Hätte Proudhon dies alles 1840 gesagt, dann wäre er wohl kaum zum Popanz
des französischen Bürgertums geworden, dann ist aber ebenso
unwahrscheinlich, daß er so viel Interesse erregt hätte. Irgendwie ist es
typisch für Proudhon, daß er indigniert auf den Hinweis reagierte, schon
Brissot habe vor 1789 Eigentum als Diebstahl bezeichnet. Brissot, so
behauptete er, habe gar nicht gewußt, was er sagte.
Er, Proudhon,
dagegen habe eine welterschütternde Entdeckung gemacht. »In tausend Jahren
wird ein Satz wie dieser nicht zweimal formuliert. « Proudhons Schriften
strotzen von solch kindlichen Prahlereien, und das macht ihre sorgfältige
Durchsicht zu einer recht ermüdenden Aufgabe. Es sollte gerechterweise
jedoch auch vermerkt werden, daß er den Ausdruck »wissenschaftlicher
Sozialismus« erfunden hat und daß er mit Marx die Abneigung gegen
kollektivistische, bis ins Detail ausgearbeitete Pläne teilte.
Bis
hierher mag es scheinen, als habe Proudhon lediglich Rousseau und Morelly
wiedergekäut und so teilt er denn mit ihnen auch die Eigentümlichkeit,
Eigentum normalerweise als Grundeigentum zu begreifen. Allerdings
beschäftigt er sich auch mit der Ausbeutung der Arbeitskraft in ihrem
modernen Sinne: Mit dem Gewinn, den die industriellen Kapitalisten dadurch
erzwangen, daß sie den Arbeitern den von ihnen geschaffenen Wert
vorenthielten. Wie fügt sich dies nun in eine Doktrin des Privateigentums
als der Quelle (a) persönlicher Unabhängigkeit und (b) jenes Mißbrauches,
der es zu einem Machtinstrument über andere macht? Zunächst: Proudhon
bestreitet, daß das einfache Innehaben gegenüber Zuspätgekommenen oder
gegenüber späteren Generationen ein absolutes Recht auf Eigentum begründe.
Weiter behauptet er (gegen Locke), Eigentum könne niemals dadurch
begründet werden, daß man seine Arbeit mit einem Stück Land vermenge oder
mit einem anderen Naturschatz, da ja jene, die es besitzen, ganz
offensichtlich niemals gearbeitet haben (hier meint er nicht den
bäuerlichen Eigentümer, sondern den bürgerlichen).

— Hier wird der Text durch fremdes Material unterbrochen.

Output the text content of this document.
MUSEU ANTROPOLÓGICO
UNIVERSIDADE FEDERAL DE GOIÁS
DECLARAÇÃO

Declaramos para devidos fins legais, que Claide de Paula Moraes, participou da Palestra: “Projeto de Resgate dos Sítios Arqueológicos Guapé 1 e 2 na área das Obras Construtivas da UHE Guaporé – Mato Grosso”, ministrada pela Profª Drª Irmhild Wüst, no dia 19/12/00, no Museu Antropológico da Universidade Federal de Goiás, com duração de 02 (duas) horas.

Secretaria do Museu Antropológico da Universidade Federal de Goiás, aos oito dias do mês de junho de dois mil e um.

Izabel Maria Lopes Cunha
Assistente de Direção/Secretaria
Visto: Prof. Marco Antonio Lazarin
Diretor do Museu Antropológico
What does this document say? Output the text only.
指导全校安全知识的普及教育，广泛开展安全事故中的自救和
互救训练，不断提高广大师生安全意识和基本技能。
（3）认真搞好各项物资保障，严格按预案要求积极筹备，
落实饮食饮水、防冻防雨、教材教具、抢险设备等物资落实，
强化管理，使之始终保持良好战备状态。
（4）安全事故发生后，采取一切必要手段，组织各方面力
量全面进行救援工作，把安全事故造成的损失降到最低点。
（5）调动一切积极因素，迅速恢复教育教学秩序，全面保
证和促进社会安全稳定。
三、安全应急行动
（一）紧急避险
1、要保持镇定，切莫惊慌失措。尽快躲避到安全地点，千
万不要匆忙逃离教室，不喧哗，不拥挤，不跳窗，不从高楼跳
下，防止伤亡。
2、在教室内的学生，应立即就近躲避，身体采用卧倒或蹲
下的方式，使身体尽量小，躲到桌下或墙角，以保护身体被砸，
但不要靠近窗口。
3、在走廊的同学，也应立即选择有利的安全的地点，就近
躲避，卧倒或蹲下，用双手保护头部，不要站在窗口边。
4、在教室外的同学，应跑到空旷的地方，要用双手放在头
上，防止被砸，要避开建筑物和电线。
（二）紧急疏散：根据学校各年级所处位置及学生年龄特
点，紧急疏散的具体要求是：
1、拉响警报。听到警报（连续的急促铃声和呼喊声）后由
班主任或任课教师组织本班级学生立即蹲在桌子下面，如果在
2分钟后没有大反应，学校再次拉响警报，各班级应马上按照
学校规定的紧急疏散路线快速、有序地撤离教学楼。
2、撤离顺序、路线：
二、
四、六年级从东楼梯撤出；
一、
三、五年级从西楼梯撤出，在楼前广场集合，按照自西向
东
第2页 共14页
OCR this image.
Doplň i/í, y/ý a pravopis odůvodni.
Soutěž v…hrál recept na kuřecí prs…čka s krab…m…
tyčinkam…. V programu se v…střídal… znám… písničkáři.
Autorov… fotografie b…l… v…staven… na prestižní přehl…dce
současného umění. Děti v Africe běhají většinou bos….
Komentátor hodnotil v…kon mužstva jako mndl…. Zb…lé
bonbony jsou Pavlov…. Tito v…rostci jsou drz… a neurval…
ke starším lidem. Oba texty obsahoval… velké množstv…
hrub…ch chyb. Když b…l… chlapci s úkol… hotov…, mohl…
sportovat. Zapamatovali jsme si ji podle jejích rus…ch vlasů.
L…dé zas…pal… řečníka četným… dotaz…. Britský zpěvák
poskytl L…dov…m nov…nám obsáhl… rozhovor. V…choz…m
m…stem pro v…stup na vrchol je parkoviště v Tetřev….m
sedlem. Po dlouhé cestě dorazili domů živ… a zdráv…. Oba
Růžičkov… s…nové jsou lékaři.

Also ist bürgerliches
Eigentum Usurpation, auf jeden Fall insoweit, als es absolut ist, das
heißt, insoweit es das Recht einschließt, anderen Leuten ein Recht darauf
zu verwehren. Für ein und dasselbe Stück Land oder städtischen Besitzes
besteht ein Gleichgewicht der individuellen und der sozialen Forderungen.
Und während es richtig ist, daß der individuelle Eigentümer insoweit
seines Besitzes sicher sein sollte, als er es für seinen und seiner Erben
notwendigen Unterhalt benötigte, ist es andererseits falsch, daß er die
Macht haben sollte, andere zwingen zu können, für ihn zu arbeiten. In
dieser etwas umständlichen Weise kommt Proudhon zu einer Lehre der
Ausbeutung. Diese ist stets am Werk, wenn der Arbeiter nicht dem Wert
seines Produktes entsprechend entlohnt wird. Wie aber sieht das Maß aus,
an dem der Wert gemessen wird? Proudhon scheint zwischen einer
Arbeitswerttheorie und der Vorstellung zu schwanken, der »Wert« eines
Produktes sei gleich dem, was es den anderen Produzenten »wert« ist. Diese
beiden Konzeptionen können nur unter recht einfachen Bedingungen
aufeinander abgestimmt werden; Bedingungen, unter denen die Produzenten
Werkzeuge benutzen, die sich im Prinzip gleichen. So erweckt Proudhon denn
auch meistens den Eindruck, er spreche von einer Gesellschaft kleiner
Handwerker, auch wenn er sich andernorts mit der Lage des industriellen
Betriebes befaßte.
Angesichts der durch den industriellen
Kapitalismus geschaffenen Voraussetzungen, konnte die Lösung des sozialen
Problems nicht einfach in Maßnahmen zum Schutz des Kleinbauern oder des
selbständigen Handwerkers liegen: Das wenigstens war Proudhon zuzugeben
bereit. Im Systéme des contradictions économiques und in seinen
späteren Schriften versuchte er, sich mit diesem Problem
auseinanderzusetzen. Hier interessiert vor allem die Schrift aus dem Jahre
1846, die zu Marxens Replik und zu dem Streit der beiden Männer führte.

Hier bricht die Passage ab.